A humanidade cabe numa bandeira, hasteada em Lisboa com uma voz global

Desafiada pela galeria ZDB (Zé dos Bois) a criar uma bandeira para o projecto “Four Flags Lisboa”, desenvolvido a partir de uma iniciativa lançada em Amesterdão, a escritora e artista Gisela Casimiro hasteou um mundo 100% humano, com 0% de discriminação.

100% Humana. Feita na Natureza.

Só o discurso interseccional é permitido. Nada de Racismo. Nada de Discriminação. Mantenha-se afastado do ódio. Não romantize o colonialismo. Celebre o orgulho, cores escuras e claras juntas. Dê as boas-vindas aos refugiados.

Nenhuma minoria foi prejudicada para produzir esta bandeira.

(Tradução do texto apresentado na bandeira)

Texto por Paula Cardoso
Foto de Pedro Besugo

Este é um mundo em que o actor Bruno Candé não é barbaramente assassinado sob uma rajada de insultos racistas. Também é um mundo em que uma criança não é exibida como uma espécie exótica numa sórdida acção de propaganda política.

Este é um mundo em que a estudante Beatriz Lebre escolhe a vida amorosa que bem entende, sem enfrentar uma sentença de morte. Também é um mundo em que milhões de imigrantes não precisam de arriscar a vida em travessias, porque as pessoas valem mais do que as fronteiras.

Este é um mundo em que o casal César Silveira e Matheus Valeri Antunes não é executado por viver o seu amor.
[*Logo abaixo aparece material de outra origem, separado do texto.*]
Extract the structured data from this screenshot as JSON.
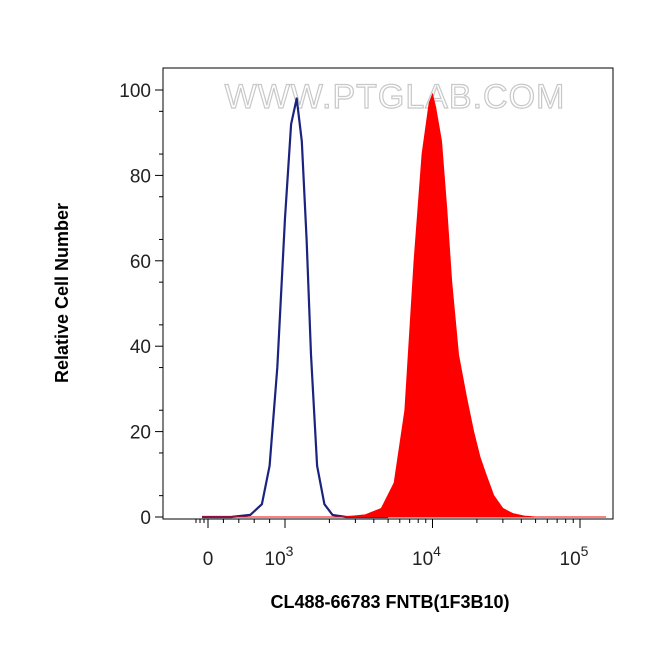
{
  "chart_data": {
    "type": "area",
    "xlabel": "CL488-66783 FNTB(1F3B10)",
    "ylabel": "Relative Cell Number",
    "watermark": "WWW.PTGLAB.COM",
    "x_scale": "biexponential",
    "xlim": [
      -1000,
      150000
    ],
    "ylim": [
      0,
      100
    ],
    "y_ticks": [
      0,
      20,
      40,
      60,
      80,
      100
    ],
    "x_ticks": [
      {
        "value": 0,
        "label": "0",
        "exponent": ""
      },
      {
        "value": 1000,
        "label": "10",
        "exponent": "3"
      },
      {
        "value": 10000,
        "label": "10",
        "exponent": "4"
      },
      {
        "value": 100000,
        "label": "10",
        "exponent": "5"
      }
    ],
    "grid": false,
    "series": [
      {
        "style": "outline",
        "color": "#1a237e",
        "x": [
          -300,
          300,
          550,
          700,
          800,
          900,
          1000,
          1100,
          1200,
          1300,
          1400,
          1500,
          1650,
          1850,
          2100,
          2600,
          5000
        ],
        "y": [
          0,
          0,
          0.5,
          3,
          12,
          35,
          70,
          92,
          98,
          88,
          65,
          38,
          12,
          3,
          0.5,
          0,
          0
        ]
      },
      {
        "style": "filled",
        "color": "#ff0000",
        "x": [
          -300,
          2500,
          3500,
          4500,
          5500,
          6500,
          7500,
          8500,
          9500,
          10000,
          10500,
          11500,
          12500,
          13500,
          15000,
          17000,
          19000,
          21000,
          23000,
          26000,
          30000,
          35000,
          42000,
          50000,
          150000
        ],
        "y": [
          0,
          0,
          0.5,
          2,
          8,
          25,
          60,
          85,
          97,
          99,
          96,
          88,
          72,
          55,
          38,
          28,
          20,
          14,
          10,
          5,
          2,
          0.8,
          0.2,
          0,
          0
        ]
      }
    ]
  }
}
Também é um mundo em que o discurso de ódio não é normalizado como expressão da liberdade de opinião.

Este é um mundo que ainda só existe numa bandeira, criada pela escritora e artista Gisela Casimiro para o “Four Flags Lisboa”, projecto desenvolvido pela ZDB (Zé dos Bois), a partir da iniciativa holandesa “Four Flags”.

A ideia surgiu quando Julia Mullié e Nick Terra estavam “a aproveitar o sol no parapeito da janela de casa”, em Amesterdão, e repararam “nos porta-bandeiras na fachada do prédio onde residem”, indica a ZDB, na apresentação lisboeta.

“O Four Flags Lisboa nasceu desta proposta inicial, e é uma parceria entre a Taffimai e a Galeria Zé dos Bois”, lê-se ainda na descrição do projecto, inaugurado a 7 de Julho para durar até 7 de Outubro.

“Cada bandeira projectada será exibida durante um período de três meses na fachada do edifício” da ZDB, conclui a galeria, que desafiou 36 artistas a integrarem a iniciativa.

Além de Portugal, o Brasil (São Paulo), a Bélgica, os EUA (Chicago) e a Colômbia (Bogotá) aderiram ao movimento, que pode ser acompanhado no Instagram.

Algodão Revisitado, com passagem por Kanye West

Desde a passada sexta-feira hasteada, a criação de Gisela Casimiro, com curadoria de Natxo Checa e Luiza Teixeira de Freitas, apresenta-nos “O” mundo que todos deveríamos assumir o compromisso de fundar: 100% humano, com 0% discriminação.

Baptizada de “Cotton Revisited” (“Algodão Revisitado”), a bandeira, explica a artista, alude ao significado do algodão na História negra, e também à música “New Slaves” (“Novos Escravos”) de Kanye West.

Começa assim: “My momma was raised in an era when/ Clean water was only served to the fairer skin/ Doing clothes you would have thought I had help/ But they wasn’t satisfied unless I picked the cotton myself” (“A Minha mãe foi criada numa época em que
água limpa só era servida para a pele mais clara/ Ao confeccionar roupas seria de esperar que recebesse ajuda/ Mas eles não ficavam satisfeitos enquanto não fosse eu mesmo a apanhar o algodão”).

A par do legado algodoeiro, Gisela encontrou inspiração na diferenciação das etiquetas têxteis da marca de roupa japonesa UNIQLO – por vezes impressas em fundo negro, em vez do clássico branco, e abundantes em palavras.

O resultado, que pode ser adquirido à ZDB, lê-se em inglês, à medida de uma intervenção global, 100% alinhada com o compromisso activista da escritora. Do tamanho da humanidade.